A 631-bp HlVgR fragment was amplified by PCR using T7 forward (5’-TAA TAC GAC TCA CTA TAG GCT GTC CCT CGG ATG ACT TCT CCT G-3’) and T7 reverse (5’-TAA TAC GAC TCA CTA TAG GTG CAG TTG CTC TCG TCC CGG CCG-3’) primers as described previously [17]. The PCR products were purified as described above and were then used to generate double-stranded RNA (dsRNA) using the T7 RiboMax™ Express RNAi System (Promega). Thirty-five female ticks fixed on a glass slide with adhesive tape were injected with 0.5 μl of 2 μg/μl (1 μg/tick) of the dsRNA of HlVgR or firefly luciferase as described previously [12]. Injected ticks were kept at 25 °C for 18 h in an incubator and then fed on rabbits.

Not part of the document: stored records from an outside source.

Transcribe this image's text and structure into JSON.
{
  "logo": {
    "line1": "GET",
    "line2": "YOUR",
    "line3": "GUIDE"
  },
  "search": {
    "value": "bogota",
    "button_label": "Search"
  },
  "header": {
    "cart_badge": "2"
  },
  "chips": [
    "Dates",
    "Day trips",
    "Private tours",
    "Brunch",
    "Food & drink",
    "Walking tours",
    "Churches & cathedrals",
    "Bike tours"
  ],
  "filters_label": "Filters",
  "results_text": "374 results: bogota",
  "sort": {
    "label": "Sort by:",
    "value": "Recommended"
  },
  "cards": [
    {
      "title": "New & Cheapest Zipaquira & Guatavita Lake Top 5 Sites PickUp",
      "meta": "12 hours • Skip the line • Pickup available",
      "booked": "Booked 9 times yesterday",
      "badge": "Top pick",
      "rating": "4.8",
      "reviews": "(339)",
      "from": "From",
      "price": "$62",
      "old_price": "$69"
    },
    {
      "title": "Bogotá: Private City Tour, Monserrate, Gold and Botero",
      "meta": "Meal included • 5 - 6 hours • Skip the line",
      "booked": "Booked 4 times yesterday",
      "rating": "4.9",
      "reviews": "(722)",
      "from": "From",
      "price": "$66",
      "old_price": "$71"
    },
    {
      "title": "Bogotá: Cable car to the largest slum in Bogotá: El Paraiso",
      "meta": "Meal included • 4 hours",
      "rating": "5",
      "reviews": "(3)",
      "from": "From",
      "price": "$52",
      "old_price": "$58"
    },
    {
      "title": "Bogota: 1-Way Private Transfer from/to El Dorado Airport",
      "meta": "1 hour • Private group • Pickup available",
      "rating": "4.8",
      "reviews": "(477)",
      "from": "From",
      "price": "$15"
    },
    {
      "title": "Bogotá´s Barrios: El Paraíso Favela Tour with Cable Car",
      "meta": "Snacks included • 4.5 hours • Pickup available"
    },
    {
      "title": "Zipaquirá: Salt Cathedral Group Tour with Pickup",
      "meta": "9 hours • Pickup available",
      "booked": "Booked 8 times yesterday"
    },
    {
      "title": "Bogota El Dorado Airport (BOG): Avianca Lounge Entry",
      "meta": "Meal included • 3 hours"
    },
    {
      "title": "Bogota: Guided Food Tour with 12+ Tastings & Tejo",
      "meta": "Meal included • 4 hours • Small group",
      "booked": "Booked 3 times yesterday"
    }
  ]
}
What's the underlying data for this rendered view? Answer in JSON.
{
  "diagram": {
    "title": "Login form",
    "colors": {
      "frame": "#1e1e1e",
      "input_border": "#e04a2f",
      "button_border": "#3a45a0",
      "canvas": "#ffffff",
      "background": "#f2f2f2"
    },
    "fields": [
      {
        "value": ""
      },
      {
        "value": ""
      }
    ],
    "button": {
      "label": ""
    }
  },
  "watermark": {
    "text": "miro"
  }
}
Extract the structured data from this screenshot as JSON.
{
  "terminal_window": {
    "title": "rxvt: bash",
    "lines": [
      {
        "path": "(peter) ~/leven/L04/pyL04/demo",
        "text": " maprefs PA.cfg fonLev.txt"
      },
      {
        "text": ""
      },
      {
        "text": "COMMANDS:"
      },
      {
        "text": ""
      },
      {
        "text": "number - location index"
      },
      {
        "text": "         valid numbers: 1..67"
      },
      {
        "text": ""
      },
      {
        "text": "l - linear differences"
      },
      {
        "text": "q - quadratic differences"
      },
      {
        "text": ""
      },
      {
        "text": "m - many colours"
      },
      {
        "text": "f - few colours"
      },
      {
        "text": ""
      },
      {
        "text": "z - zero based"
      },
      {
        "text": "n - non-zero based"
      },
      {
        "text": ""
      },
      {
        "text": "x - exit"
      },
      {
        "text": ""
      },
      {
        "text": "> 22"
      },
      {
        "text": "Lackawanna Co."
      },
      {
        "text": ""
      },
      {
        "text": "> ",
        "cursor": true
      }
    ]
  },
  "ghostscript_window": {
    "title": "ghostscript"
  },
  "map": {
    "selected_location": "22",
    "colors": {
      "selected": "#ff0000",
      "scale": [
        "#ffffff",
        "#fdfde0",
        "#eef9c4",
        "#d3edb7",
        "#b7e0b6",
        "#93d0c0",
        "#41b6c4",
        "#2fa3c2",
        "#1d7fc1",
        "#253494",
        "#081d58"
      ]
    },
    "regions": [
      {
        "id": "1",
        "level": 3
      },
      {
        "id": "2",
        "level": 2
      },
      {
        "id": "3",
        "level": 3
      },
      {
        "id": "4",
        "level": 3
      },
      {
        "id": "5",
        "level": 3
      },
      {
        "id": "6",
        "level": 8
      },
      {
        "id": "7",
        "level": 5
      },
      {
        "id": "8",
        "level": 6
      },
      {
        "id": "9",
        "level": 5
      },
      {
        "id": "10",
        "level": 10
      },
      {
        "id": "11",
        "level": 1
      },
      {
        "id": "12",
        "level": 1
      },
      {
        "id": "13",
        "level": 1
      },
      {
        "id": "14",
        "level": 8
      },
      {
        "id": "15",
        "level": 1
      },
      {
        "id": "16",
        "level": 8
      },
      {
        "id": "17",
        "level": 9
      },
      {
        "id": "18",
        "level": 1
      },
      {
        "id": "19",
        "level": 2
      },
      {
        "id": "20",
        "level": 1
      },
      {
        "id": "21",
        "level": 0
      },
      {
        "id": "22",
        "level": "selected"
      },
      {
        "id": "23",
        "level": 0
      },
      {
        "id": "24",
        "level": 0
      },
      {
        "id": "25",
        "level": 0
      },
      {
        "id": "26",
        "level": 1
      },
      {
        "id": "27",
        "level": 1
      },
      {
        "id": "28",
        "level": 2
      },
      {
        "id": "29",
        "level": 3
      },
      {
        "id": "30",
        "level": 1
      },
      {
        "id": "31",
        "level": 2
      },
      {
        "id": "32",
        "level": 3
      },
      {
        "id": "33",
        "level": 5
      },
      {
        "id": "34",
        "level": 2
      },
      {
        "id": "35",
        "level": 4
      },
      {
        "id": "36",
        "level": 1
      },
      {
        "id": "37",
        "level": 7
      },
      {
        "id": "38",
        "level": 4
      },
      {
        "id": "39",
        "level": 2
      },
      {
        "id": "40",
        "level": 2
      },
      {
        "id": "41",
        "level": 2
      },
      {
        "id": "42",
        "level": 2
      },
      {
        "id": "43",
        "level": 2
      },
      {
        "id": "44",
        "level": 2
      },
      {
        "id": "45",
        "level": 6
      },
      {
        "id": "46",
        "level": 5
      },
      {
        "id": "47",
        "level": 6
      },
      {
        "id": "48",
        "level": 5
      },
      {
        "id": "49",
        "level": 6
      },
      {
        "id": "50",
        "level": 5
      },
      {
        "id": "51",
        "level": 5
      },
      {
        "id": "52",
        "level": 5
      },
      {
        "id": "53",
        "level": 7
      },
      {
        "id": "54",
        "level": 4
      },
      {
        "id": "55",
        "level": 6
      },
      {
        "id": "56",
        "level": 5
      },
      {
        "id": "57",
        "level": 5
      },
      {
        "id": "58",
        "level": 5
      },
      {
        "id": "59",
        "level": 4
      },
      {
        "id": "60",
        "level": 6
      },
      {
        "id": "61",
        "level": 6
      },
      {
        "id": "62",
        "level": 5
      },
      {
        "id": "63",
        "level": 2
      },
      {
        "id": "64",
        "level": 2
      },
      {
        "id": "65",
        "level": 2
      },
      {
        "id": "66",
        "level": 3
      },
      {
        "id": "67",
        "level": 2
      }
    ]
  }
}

Twenty and fifteen engorged ticks of control and HlVgR RNAi groups, respectively, were collected from the rabbits and their body weight was measured. Statistical significance was assessed by the Student t-test. The ticks were then incubated in a chamber at 25 °C for monitoring of oviposition. The female ticks were dissected to collect 6 ovaries at the engorgement (5–7 days after attachment) and 3 ovaries at 5 days after engorgement. The ovaries immersed in PBS were morphologically observed under a SZX16 stereomicroscope (Olympus, Tokyo, Japan) with a DP21 camera (Olympus). After observation, the ovaries were immersed into 4% paraformaldehyde-0.1% glutaraldehyde in PBS at 4 °C, overnight, and then subjected to the preparation of frozen sections as described above. The frozen sections were stained with hematoxylin and eosin (Muto Pure Chemicals). The stained sections were then observed under a BZ-9000 microscope (Keyence). Moreover, total RNA was purified from the remaining ticks in each group and used to synthesize cDNA as described above. The gene silencing of HlVgR was assessed by real-time PCR using a 7300 Real-Time PCR System (Life Technologies) and THUNDERBIRD® SYBR qPCR Mix (Toyobo) as described above. The HlVgR expression was normalized to the HlP0 mRNA expression. The expressions for control group were set to 1.0, and relative expressions for HlVgR RNAi group were calculated. The data represented the mean ± SD of triplicate samples. The differences between control and HlVgR RNAi groups were compared using the Welchʼs t-test. Statistical significance was set at P < 0.01.